A nice article, def bring it all into perspective.
It’s good not to be obsessive and just kind of balance it more on a weekly basis rather than a daily one.

Darrin November 19, 2011 at 11:13 am

Jordan:
Here’s a good article going over the issues surrounding our limited amount of willpower. Perhaps I gloss over it, but ANY change requires an investment of willpower. The only way to preserve it completely is to be reactive rather than proactive about everything… but that’s the reason that our collective health and fitness has suffered so much in the first place.

The question then becomes how to minimize the amount of willpower used while maximizing the results you get out of it. Any sort of artificial calorie deficit will demand willpower in perpetuity. Your body is wired to seek an energy balance based on an innumerable amount of factors, and it will fight every effort against this forever.

If, on the other hand, you can set up your environment so that you eliminate negative temptations while having a glut of healthy (and tasty) food on hand to eat ad libitum, it’ll be far easier to avoid all that crappy (and also tasty) food.

For example, I am a human trash can. I will eat any food you put in front of me. I literally cannot control myself. But that was obviously not gonna work for me. So I started filling up my fridge at home and at work with good food and I was able to get into much better shape without having to worry about “cutting myself off.”

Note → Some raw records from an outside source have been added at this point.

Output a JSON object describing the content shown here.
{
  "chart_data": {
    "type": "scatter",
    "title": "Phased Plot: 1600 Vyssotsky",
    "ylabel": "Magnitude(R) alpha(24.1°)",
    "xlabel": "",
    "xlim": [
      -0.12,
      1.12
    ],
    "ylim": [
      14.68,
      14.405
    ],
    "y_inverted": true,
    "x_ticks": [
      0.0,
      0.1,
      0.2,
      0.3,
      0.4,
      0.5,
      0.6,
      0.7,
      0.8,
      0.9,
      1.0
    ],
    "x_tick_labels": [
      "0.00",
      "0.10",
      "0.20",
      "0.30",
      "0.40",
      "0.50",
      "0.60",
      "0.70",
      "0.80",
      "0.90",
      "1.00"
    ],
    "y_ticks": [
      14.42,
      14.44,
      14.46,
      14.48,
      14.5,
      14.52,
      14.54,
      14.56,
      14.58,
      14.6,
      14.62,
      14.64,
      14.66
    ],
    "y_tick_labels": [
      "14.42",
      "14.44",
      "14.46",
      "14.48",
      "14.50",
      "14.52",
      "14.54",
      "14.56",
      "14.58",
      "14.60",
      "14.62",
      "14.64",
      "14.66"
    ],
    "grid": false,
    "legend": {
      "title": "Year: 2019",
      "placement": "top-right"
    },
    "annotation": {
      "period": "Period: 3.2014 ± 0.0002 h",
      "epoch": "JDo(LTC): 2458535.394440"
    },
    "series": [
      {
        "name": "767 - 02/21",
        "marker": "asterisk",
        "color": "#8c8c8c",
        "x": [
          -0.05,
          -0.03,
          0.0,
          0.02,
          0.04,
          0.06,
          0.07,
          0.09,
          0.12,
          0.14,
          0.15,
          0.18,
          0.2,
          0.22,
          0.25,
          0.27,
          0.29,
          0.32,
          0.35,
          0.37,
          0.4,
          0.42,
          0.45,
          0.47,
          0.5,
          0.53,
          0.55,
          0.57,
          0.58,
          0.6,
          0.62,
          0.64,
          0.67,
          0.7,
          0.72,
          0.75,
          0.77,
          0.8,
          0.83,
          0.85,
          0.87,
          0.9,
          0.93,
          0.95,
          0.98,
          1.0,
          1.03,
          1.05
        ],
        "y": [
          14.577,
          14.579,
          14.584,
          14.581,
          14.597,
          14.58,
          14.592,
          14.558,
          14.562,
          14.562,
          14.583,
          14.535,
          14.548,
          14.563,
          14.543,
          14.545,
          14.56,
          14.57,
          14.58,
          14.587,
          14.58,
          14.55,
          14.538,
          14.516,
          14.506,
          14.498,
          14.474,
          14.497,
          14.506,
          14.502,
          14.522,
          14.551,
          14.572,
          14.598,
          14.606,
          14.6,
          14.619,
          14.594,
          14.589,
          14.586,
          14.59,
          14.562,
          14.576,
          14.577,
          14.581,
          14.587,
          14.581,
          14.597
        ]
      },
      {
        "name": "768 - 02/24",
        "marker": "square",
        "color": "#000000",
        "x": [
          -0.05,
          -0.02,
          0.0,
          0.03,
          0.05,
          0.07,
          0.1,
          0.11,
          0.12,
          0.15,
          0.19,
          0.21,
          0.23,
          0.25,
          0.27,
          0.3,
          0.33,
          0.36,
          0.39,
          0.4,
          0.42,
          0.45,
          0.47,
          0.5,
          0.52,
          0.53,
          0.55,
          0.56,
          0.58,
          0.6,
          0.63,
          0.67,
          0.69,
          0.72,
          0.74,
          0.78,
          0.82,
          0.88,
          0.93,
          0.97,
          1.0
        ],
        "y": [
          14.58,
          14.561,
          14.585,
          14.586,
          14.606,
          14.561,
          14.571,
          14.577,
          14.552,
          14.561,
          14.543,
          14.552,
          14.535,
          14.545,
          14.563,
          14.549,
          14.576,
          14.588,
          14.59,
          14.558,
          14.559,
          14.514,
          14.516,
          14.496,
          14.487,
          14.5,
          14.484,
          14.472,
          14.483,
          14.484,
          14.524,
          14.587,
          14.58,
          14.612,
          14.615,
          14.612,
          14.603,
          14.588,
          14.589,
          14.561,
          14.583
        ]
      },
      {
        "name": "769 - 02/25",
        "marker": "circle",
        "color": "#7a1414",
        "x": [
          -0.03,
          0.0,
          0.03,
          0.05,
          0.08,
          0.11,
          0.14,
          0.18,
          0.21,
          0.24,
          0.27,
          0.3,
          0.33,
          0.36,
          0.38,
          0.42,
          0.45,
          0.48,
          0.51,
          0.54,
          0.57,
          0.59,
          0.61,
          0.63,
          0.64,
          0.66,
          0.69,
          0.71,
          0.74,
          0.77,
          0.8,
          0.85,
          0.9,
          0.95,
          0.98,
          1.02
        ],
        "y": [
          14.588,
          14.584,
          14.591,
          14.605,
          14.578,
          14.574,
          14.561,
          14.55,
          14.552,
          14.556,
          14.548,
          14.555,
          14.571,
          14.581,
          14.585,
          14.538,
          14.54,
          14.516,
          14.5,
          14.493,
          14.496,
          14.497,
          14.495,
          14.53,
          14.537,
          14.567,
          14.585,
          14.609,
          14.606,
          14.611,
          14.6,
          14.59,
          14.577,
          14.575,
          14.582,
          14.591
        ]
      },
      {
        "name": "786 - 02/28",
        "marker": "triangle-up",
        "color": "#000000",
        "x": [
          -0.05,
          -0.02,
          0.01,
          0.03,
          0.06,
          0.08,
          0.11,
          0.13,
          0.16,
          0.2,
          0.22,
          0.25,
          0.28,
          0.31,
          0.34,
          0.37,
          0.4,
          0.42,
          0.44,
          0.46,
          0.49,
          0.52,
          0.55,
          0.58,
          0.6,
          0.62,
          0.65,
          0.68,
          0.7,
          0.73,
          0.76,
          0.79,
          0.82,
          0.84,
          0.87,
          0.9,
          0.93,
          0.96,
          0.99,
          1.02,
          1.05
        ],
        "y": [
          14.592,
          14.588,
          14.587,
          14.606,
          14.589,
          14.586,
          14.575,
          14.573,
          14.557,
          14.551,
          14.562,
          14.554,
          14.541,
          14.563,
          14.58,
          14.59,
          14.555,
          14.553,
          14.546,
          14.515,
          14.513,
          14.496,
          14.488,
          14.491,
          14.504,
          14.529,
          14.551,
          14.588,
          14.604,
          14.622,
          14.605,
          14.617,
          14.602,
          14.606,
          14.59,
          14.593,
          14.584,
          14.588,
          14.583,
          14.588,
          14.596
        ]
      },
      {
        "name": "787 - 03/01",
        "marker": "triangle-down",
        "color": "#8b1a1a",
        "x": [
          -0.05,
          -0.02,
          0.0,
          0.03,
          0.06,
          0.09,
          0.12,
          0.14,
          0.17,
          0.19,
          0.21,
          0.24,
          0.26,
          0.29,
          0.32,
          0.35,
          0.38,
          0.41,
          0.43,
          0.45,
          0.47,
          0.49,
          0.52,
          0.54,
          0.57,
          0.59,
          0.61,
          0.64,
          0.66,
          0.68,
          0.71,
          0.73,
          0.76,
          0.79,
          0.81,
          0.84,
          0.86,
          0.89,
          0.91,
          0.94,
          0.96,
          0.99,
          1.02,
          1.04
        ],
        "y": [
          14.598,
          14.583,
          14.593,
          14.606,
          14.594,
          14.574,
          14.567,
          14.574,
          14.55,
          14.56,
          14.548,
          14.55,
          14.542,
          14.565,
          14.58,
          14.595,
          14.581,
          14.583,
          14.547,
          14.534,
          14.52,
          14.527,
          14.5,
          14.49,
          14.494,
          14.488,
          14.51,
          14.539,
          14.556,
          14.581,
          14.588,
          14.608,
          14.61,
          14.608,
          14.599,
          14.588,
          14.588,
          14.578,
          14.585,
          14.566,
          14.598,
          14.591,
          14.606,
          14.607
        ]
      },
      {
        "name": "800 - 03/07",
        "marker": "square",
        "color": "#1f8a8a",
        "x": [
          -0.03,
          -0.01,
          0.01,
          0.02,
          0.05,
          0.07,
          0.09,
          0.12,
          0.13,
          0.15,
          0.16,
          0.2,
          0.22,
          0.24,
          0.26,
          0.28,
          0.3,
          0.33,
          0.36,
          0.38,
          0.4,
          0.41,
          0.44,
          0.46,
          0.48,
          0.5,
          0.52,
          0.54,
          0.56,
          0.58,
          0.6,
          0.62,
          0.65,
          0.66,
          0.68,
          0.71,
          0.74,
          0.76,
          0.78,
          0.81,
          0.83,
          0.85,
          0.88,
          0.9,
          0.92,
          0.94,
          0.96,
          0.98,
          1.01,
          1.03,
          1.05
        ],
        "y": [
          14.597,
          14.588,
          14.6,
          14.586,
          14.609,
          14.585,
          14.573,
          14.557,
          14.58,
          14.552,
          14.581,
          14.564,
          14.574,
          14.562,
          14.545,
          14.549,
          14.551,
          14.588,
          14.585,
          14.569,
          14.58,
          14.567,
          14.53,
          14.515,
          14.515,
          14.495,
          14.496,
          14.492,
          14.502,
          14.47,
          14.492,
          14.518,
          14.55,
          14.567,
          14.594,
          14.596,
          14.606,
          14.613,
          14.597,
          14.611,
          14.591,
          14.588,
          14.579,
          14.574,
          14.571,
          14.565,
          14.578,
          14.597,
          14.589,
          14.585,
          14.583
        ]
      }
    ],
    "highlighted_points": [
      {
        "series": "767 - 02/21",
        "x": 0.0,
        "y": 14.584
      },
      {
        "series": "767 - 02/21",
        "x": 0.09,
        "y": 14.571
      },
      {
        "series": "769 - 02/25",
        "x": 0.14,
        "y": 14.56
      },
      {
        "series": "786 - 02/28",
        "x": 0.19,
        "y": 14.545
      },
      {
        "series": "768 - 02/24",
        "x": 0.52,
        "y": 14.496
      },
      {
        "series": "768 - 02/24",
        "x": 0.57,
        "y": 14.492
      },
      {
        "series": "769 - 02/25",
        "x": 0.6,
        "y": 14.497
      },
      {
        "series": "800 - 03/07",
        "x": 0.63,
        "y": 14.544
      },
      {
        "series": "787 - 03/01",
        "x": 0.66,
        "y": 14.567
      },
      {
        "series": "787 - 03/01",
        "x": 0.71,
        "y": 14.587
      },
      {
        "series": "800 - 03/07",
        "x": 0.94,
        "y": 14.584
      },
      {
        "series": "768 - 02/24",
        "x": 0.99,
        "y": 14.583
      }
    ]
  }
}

It all comes down to the local maximum and area under the curve of a hypothetical willpower-vs-energy plot. Learning how to cook and taking some time every week to prepare food so that you’re always ready when hunger strikes IS going to be a big willpower investment. But it’s temporary. And it’ll result in an overall smaller amount of willpower in the long term. Depriving yourself, as I mentioned, is instead like pushing a car up a steep gradient indefinitely. Sure, it’s easier at first, but there’s no way most people can keep it up forever.

Ultimately, we’re being told to make short-term solutions to serve long-term problems. Of course, everyone is different, but no one can torture themselves forever.

@Dave:
For sure. It’s time to celebrate!

Jordan D. November 19, 2011 at 1:28 pm

An artificial calorie deficit versus… a natural calorie deficit? It’s still a calorie deficit. We agree that depriving yourself is not going to be sustainable in the long run, I guess we just have different ideas about what “deprivation” means. Switching to a whole foods diet is going to feel like deprivation for a lot of people.

I’m sure there are many people with a mild problem who can make a smooth, swift transition to whole foods. But for people with more severe eating issues, I think it’s just another massive change that will be very hard to stick to. Success stories are just that: success stories. They’re the ones that made it. Perhaps it’s really the person that succeeds, not the approach.

I try to avoid eating sugary processed foods, but I can barely go a week- and sometimes just a couple of days- before I’m tempted by yet another devilish treat. haha. And once I give in, it snowballs into the next few days. I have plenty of healthy food at hand, but I’ll simply eat that *and* the sugary junk! I have room for both, and so do many others.

I agree that setting up an environment that minimizes temptation would be the best approach. Absolutely! Of course, that can be rather difficult if you live with other people, as I do. I bring in my fair share of crappy food into the house, but my willpower in the store is much better than my willpower in the house. If I lived alone, weight loss would be so much easier. But I don’t, and this house is almost never free of tempting high-calorie goodies.

So I have to figure out how to not eat those foods. I haven’t figured it out yet, not over the long haul, anyway.

Alykhan - Fitness Breakout November 20, 2011 at 7:03 am

Darrin,

I agree if you worry too much about calories during the holidays, you’ll just make yourself miserable. A couple of tips I use to minimize holiday weight gain are more frequent intermittent fasting periods and timing intense workouts before large scheduled feasts or holiday parties.